By Thea Singer, republished from news@Northeastern
In the age of Big Data, automated systems can track societal events on a global scale. These systems code and collect vast stores of real-time “event data”—happenings gleaned from news articles covering everything from political protests to ecological shifts around the world.
In new research published in the journal Science, Northeastern network scientist David Lazer and his colleagues analyzed the effectiveness of four global-scale databases and found they are falling short when tested for reliability and validity.
Misclassification and duplication
The fully automated systems studied were the International Crisis Early Warning System, or ICEWS, maintained by Lockheed Martin, and Global Data on Events Language and Tone, or GDELT, developed and run out of Georgetown University. The others were the hand-coded Gold Standard Report, or GSR, generated by the nonprofit MITRE Corp., and the Social, Political, and Economic Event Database, or SPEED, at the University of Illinois, which uses both human and automated coding.
First, the researchers tested the systems’ reliability: Did they all detect the same protest events in Latin America? The answer was “not very well.” ICEWS and GDELT, they found, rarely reported the same protests, and ICEWS and SPEED agreed on just 10.3 percent of them.
Next they assessed the systems’ validity: Did the protest events reported actually occur? Here they found that only 21 percent of GDELT’s reported events referred to real protests. ICEWS’ track record was better, but the system reported the same event more than once, jacking up the protest count.
The systems were also vulnerable to missing news. “If something doesn’t get reported in a newspaper or a similar outlet, it will not appear in any of these databases, no matter how important it really is,” says Lazer, Distinguished Professor of Political Science and Computer and Information Sciences who also co-directs the NULab for Texts, Maps, and Networks.
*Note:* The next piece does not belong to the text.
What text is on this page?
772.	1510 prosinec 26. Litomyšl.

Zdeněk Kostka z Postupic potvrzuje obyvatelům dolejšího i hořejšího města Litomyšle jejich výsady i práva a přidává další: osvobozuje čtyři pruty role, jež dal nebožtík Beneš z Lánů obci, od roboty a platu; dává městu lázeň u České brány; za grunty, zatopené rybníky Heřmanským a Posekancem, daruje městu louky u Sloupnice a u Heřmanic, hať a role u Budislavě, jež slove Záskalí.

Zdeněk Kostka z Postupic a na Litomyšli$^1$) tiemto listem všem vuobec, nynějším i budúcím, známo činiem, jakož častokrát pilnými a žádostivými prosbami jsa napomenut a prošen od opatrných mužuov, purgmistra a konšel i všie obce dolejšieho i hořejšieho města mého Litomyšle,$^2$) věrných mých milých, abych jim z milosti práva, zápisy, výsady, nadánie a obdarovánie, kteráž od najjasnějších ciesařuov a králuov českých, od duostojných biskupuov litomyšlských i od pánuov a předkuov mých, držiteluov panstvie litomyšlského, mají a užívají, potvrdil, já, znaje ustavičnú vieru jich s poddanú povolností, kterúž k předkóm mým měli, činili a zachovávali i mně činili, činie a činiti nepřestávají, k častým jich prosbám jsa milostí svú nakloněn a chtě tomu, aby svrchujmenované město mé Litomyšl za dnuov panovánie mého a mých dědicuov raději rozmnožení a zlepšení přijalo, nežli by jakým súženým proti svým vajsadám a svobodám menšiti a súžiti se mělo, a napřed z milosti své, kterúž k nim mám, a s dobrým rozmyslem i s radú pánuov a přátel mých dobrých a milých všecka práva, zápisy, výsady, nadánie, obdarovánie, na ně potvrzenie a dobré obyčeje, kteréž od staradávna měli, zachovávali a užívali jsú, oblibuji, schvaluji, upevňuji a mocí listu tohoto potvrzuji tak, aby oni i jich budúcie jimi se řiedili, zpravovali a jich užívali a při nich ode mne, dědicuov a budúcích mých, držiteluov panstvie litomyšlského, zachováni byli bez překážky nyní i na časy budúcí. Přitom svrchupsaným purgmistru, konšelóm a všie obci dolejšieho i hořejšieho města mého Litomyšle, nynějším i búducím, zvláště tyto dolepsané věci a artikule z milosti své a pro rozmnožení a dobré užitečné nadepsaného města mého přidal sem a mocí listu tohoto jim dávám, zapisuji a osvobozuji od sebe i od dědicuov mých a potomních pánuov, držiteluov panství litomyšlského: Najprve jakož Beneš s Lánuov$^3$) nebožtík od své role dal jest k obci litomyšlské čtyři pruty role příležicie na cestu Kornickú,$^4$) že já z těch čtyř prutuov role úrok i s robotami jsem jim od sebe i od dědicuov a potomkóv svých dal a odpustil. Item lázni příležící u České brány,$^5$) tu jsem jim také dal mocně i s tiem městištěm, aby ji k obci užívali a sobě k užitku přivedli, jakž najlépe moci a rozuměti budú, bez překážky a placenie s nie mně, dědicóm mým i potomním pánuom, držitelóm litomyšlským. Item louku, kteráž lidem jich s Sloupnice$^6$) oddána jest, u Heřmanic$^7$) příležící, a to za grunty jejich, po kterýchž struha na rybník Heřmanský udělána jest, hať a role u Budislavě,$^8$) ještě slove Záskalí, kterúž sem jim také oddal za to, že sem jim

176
“These global-monitoring systems can be incredibly valuable, transformative even,” added Lazer. “Without good data, you can’t develop a good understanding of the world. But to gain the insights required to tackle global problems such as national security and climate change, researchers need more reliable event data.”
And what about the reported protests that actually weren’t protests at all? “Automated systems can misclassify words,” says Lazer. For example, the word “protest” in a news article can refer to an actual political demonstration, but it can also refer to, say, a political candidate “protesting” comments from a rival candidate.
“It’s so easy for us as humans to read something and know what it means,” says Lazer. “That’s not so for a set of computational rules.”
Analysis begets policy
From community building among scholars and the formation of multidisciplinary groups—which were among the policy recommendations by the researchers—teams within the group could compete against one another to spur innovation.
“Transparency is key,” says Lazer. In the best-case scenario, the development methods, the software, and the source materials would be available to everyone involved. “But many of the source materials have copyright protection, and so they can’t be shared widely,” he says. “So one question is: How do we develop a large publicly shareable corpus?”
Participants should be able to test their varying coding methods on open, representative sets of event data to see how the methods compare, Lazer says. Contests could be used as a catalyst. Finally, the researchers recommend that a consortium should be established to balance the business needs of the news providers with the source needs of the developers and event-data users.
The authors suggest that reliable data-tracking systems can be used to build models that anticipate the escalation of conflicts, forecast the progression of epidemics, or trace the effect of global warming on the ecosystem.